Dando un gran tirón, los hombres apartaron la pesada trampilla de madera y miraron con el mayor asombro la pequeña multitud que había allá abajo. Les costaba trabajo creer lo que veían. Tim fue el primero en salir. Dio un gran salto y aterrizó junto a los hombres, moviendo su gran cola y lamiéndolos ávidamente.

—¡Oh, gracias, Bill, gracias, Jaime! —exclamaron los gemelos cuando los dos hombres los hubieron aupado—. ¡Qué suerte que estuvierais trabajando a deshora y que se os ocurriese venir por aquí!

—Vuestra mamá está preocupadísima por vosotros —dijo Bill con tono de reproche—. ¿Y no dijisteis que me ibais a ayudar con las pértigas?
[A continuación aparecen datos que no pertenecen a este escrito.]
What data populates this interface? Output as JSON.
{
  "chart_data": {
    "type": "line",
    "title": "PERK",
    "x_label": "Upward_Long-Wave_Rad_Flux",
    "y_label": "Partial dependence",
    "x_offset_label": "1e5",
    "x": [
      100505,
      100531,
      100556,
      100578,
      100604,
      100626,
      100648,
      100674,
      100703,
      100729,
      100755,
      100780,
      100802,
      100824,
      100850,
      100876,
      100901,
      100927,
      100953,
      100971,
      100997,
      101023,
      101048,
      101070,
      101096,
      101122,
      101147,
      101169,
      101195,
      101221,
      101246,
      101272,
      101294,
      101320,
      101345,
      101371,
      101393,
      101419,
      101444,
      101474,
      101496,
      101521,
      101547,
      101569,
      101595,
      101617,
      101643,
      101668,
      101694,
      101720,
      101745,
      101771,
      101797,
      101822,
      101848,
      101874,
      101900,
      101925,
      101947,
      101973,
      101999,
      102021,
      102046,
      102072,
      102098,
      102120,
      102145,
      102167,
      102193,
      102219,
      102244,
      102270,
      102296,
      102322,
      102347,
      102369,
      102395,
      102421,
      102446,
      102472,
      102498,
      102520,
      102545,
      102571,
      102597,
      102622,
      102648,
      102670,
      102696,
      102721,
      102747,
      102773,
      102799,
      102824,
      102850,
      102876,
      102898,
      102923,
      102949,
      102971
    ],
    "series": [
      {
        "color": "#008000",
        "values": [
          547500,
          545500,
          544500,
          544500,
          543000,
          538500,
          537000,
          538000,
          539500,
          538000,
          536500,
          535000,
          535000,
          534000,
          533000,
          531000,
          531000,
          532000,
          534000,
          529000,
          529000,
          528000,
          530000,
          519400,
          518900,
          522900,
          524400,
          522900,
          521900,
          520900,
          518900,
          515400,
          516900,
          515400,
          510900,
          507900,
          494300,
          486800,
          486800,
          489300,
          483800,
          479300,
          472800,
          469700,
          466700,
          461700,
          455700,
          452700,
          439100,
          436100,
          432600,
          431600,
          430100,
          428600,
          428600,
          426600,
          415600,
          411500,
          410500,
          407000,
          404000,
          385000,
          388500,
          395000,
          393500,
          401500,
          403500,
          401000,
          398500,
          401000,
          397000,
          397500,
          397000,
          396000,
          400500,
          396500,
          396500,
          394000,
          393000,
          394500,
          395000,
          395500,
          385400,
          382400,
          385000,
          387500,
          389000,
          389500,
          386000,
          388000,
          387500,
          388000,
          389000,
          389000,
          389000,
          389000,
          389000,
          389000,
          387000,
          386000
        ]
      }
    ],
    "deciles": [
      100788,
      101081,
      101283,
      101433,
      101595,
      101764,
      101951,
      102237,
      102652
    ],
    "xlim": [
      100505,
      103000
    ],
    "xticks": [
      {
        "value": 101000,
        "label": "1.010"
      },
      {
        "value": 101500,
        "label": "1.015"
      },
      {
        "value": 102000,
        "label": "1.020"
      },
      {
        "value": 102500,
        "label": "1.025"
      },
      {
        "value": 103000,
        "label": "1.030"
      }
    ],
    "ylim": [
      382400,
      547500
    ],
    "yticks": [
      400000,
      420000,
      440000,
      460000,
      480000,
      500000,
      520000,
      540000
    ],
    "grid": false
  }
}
—¿Cómo habéis bajado aquí? —preguntó Jaime mientras ayudaba a salir a los demás uno a uno. Julián fue el último y alargó primeramente al pobre y asustado Retaco, que pensaba que ya habían sido demasiadas aventuras en sólo un día.
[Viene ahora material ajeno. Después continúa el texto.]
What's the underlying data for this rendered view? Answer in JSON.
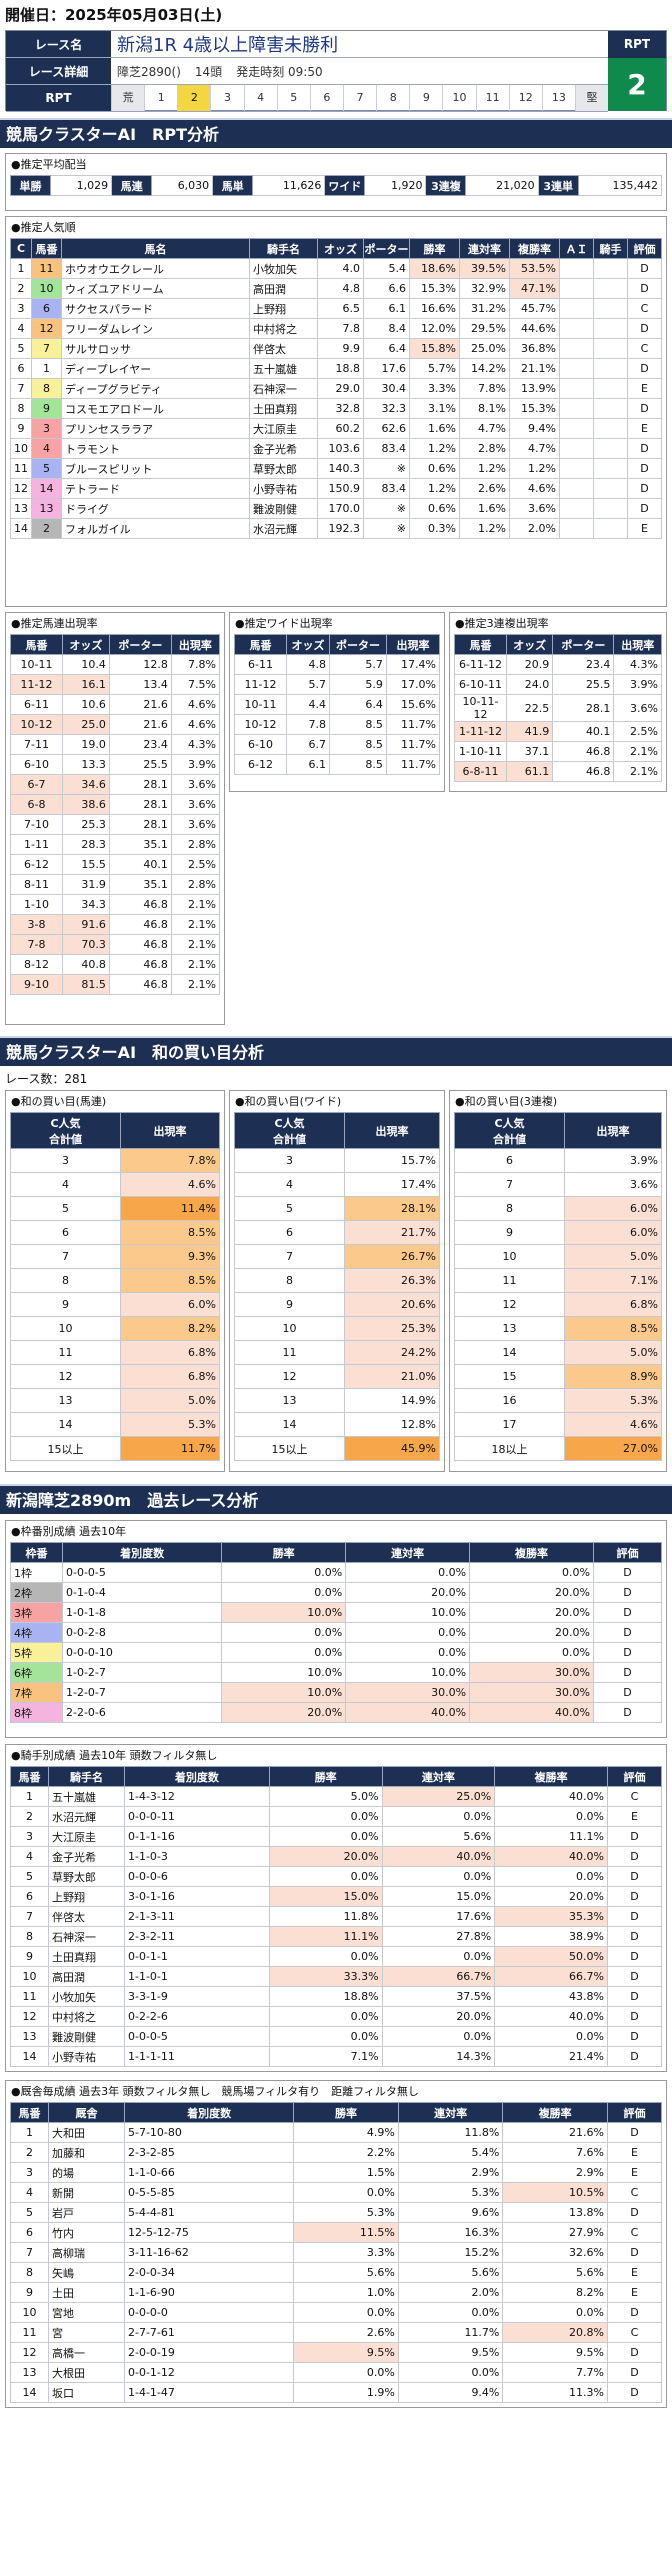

—¡Oh, es una historia demasiado larga para contárosla ahora! —dijo Enrique—. Pero de nuevo, gracias, muchísimas gracias, Bill y Jaime. ¿Podéis poner de nuevo esa losa? No le digáis a nadie que estuvimos aquí abajo hasta que os contemos cómo ha ocurrido todo. Ahora tenemos que darnos prisa para decirle a mamá que todos estamos bien.

Y todos se alejaron, ansiosos de tomar el té, cansadísimos, llenos de agradecimiento por su escape a través de la habitacioncita de piedra bajo el suelo de la capilla. ¿Qué dirían todos cuando desplegasen los tesoros que llevaban consigo?